A General Framework for Fast Stagewise Algorithms
Ryan J. Tibshirani; 16(Dec):2543−2588, 2015.
Forward stagewise regression follows a very simple strategy for constructing a sequence of sparse regression estimates: it starts with all coefficients equal to zero, and iteratively updates the coefficient (by a small amount $\epsilon$) of the variable that achieves the maximal absolute inner product with the current residual. This procedure has an interesting connection to the lasso: under some conditions, it is known that the sequence of forward stagewise estimates exactly coincides with the lasso path, as the step size $\epsilon$ goes to zero. Furthermore, essentially the same equivalence holds outside of least squares regression, with the minimization of a differentiable convex loss function subject to an $\ell_1$ norm constraint (the stagewise algorithm now updates the coefficient corresponding to the maximal absolute component of the gradient).

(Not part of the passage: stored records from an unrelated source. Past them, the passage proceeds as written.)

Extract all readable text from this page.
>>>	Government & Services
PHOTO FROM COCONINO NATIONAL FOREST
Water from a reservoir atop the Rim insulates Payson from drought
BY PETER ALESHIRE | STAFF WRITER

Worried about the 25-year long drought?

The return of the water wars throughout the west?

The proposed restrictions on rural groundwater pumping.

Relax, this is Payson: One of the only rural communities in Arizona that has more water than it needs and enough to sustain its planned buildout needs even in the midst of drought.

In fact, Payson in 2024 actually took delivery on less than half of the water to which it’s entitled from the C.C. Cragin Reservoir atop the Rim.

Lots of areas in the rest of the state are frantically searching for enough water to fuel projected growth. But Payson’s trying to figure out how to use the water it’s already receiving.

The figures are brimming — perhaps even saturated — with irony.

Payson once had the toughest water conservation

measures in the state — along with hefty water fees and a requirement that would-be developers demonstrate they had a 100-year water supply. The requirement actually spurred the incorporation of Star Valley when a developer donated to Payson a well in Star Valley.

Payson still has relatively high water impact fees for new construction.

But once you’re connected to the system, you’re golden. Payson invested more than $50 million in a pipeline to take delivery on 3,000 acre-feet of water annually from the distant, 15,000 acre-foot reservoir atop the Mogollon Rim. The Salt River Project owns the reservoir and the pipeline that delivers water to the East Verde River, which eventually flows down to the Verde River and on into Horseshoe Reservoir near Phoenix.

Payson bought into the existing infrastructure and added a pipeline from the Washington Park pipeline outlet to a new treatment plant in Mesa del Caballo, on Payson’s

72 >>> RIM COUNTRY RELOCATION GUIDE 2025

Even when they do not match their $\ell_1$-constrained analogues, stagewise estimates provide a useful approximation, and are computationally appealing. Their success in sparse modeling motivates the question: can a simple, effective strategy like forward stagewise be applied more broadly in other regularization settings, beyond the $\ell_1$ norm and sparsity? The current paper is an attempt to do just this. We present a general framework for stagewise estimation, which yields fast algorithms for problems such as group- structured learning, matrix completion, image denoising, and more.